Alleine dieser Querschnitt an Menschen und Gedanken bestärkt Kathrin Hildebrand in ihrem Projekt. Sie und später das Publikum lernen von Menschen und deren Wünschen über sich selbst. Es ist eine große Reflexion über das Vermächtnis einer Kulturgesellschaft. Und schließlich mündet alles in die Kunst, die Schauspielkunst. Sie könne, so Hildebrandt, Trost geben und verbinden.

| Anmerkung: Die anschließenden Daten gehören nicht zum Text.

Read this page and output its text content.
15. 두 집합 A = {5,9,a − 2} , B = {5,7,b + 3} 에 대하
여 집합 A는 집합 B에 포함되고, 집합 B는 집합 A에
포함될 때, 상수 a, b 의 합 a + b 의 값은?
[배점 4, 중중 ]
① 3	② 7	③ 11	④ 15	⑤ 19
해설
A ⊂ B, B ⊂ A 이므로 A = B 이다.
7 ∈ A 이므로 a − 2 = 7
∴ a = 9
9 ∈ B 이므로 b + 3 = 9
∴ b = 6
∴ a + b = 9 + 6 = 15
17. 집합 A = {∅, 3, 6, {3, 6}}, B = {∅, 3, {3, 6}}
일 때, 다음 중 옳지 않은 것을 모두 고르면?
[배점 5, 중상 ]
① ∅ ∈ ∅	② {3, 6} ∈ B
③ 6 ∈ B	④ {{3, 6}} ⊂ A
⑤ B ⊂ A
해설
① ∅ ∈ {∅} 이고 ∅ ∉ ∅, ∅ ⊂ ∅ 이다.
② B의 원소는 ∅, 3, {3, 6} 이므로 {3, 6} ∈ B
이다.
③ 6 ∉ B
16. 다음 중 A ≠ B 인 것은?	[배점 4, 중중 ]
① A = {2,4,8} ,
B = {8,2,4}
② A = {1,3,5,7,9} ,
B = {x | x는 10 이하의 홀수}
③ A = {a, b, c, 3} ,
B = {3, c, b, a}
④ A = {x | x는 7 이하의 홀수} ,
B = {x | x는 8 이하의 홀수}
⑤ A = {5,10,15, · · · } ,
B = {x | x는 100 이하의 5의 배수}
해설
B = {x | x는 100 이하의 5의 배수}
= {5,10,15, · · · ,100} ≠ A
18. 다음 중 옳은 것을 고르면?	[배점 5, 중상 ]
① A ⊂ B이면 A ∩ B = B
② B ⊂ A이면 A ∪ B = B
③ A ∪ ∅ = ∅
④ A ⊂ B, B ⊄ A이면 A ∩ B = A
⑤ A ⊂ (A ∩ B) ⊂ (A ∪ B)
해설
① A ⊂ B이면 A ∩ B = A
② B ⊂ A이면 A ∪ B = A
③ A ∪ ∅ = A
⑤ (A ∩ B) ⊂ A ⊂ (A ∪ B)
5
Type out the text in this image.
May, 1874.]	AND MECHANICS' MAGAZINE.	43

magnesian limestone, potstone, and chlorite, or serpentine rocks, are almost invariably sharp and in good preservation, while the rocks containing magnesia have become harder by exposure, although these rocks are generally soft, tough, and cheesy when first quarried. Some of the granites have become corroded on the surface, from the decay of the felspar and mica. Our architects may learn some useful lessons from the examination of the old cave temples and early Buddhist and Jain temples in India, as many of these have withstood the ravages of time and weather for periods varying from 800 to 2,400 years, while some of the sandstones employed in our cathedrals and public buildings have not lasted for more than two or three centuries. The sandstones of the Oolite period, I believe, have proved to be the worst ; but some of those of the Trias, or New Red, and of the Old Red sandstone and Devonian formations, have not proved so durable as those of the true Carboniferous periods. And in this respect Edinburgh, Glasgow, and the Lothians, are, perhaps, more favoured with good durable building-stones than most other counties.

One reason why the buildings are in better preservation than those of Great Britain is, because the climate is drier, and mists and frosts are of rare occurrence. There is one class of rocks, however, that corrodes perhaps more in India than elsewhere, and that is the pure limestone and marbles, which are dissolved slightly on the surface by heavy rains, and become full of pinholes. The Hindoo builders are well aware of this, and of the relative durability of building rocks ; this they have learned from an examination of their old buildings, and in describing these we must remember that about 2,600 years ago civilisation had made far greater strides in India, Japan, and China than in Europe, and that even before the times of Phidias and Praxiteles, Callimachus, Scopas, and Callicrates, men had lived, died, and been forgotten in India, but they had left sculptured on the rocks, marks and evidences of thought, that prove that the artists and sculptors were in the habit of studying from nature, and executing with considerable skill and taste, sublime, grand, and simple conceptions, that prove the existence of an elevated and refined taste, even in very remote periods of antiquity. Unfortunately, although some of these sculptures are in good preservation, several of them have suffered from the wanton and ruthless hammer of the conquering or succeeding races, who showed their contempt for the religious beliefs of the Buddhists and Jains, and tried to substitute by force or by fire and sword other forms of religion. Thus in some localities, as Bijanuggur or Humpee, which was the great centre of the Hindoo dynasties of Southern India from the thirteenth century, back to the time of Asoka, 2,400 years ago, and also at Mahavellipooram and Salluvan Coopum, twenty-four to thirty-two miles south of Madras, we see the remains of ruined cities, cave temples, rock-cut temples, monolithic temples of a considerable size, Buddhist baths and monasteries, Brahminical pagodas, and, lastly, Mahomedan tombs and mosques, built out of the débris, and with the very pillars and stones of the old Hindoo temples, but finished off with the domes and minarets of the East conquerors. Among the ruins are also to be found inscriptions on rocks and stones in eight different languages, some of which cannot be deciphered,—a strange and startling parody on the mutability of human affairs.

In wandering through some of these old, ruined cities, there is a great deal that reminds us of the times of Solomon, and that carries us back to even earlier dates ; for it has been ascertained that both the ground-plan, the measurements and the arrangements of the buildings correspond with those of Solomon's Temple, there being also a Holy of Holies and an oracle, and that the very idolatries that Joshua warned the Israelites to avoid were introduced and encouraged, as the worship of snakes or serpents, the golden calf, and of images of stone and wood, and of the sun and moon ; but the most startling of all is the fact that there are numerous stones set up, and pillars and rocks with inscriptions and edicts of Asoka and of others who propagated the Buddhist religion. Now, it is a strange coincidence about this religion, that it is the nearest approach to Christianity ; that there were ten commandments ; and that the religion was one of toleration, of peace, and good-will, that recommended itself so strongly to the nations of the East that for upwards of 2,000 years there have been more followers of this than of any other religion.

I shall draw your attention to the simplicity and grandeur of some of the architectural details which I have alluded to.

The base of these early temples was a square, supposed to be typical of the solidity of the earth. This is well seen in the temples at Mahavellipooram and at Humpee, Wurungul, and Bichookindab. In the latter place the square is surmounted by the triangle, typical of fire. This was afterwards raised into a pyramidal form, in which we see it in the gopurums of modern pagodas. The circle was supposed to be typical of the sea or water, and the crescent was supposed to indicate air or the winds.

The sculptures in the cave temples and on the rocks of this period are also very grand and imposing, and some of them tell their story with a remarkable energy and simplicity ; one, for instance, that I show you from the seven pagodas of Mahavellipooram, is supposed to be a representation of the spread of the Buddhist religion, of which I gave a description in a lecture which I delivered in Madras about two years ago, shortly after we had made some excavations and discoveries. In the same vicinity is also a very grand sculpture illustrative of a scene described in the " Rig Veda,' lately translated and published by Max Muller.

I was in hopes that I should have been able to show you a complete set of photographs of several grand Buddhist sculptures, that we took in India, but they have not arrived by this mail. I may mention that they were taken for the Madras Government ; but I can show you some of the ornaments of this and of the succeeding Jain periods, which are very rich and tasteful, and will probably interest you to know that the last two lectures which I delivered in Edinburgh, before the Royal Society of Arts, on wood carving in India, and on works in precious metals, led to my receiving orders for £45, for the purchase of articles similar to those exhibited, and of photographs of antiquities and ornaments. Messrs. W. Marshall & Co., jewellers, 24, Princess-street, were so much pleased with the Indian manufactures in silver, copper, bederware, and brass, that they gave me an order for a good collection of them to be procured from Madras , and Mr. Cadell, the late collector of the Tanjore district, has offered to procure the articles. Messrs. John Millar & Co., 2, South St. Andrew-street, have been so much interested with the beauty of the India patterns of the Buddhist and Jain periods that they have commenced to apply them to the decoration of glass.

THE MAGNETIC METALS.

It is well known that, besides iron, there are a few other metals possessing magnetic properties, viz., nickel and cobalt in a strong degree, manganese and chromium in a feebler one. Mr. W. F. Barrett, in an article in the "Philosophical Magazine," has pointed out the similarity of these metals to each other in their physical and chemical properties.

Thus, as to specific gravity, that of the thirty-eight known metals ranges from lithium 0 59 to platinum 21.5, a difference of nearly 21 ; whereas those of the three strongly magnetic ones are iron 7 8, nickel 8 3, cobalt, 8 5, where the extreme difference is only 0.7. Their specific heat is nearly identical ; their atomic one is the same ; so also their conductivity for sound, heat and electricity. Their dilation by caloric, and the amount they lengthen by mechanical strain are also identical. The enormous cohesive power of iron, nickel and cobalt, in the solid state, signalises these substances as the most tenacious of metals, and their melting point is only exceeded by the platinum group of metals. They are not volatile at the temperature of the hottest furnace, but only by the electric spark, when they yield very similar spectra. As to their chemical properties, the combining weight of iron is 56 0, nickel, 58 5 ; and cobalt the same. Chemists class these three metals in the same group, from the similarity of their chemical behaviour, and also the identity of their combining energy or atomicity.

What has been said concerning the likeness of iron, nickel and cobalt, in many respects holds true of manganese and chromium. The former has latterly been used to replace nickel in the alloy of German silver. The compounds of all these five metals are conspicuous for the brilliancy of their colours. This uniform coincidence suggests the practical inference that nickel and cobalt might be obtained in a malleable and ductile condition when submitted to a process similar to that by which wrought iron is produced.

Konkret wird alles in dem Stück „Gestern.Morgen.Heute – Was soll bleiben?“ Und damit der Gegensatz von kulturellen Gütern zu Mammon und unbeweglichen Gütern noch klarer wird, hat Lokstoff den „MyPlace - SelfStorage“ in der Pragstraße 130 als Bühne gewählt. „Gegenüber der Wilhelma in Stuttgart verstecken sich hinter einer unscheinbaren, grauen Fassade 1150 Storageboxen auf sieben Geschossen. Eine Art kommerzieller Dachboden zum Aufbewahren. „Jede Box ist gefüllt mit Gegenständen, die Menschen zu viel bedeuten, um sie wegzugeben“, sagt die Schauspielerin, „jede Box ist gefüllt mit einer Geschichte.“ Lokstoff versuche, sich an diesem Ort voller Geschichten und sich dem Thema Erben in all seiner Komplexität anzunähern. „Das Erben verbindet uns mit der Vergangenheit und der Zukunft und hat dabei sehr unterschiedliche Dimensionen“, sagt Hildebrandt. Die Vielschichtigkeit des Themas spiegelt sich in einer Video- und Audio-Installation wieder. Text, Tanz, Musik und Bild begleiten das Publikum, während sich dieses in den Gängen des Lagers auf Entdeckungsreise begibt und schließlich fragt: „Was soll von mir bleiben?“

Termin Wer auch mit Kathrin Hildebrandt übers Erben plaudern will, hat dazu an diesem Donnerstag am Kunstmuseum ab 11.30 Uhr, am Freitag am Stadtpalais (16 Uhr) und am Samstag in der Tübinger Straßen beim Delphi-Kino (12 Uhr) die Möglichkeit. Die Premiere des Stückes ist am 28. Oktober.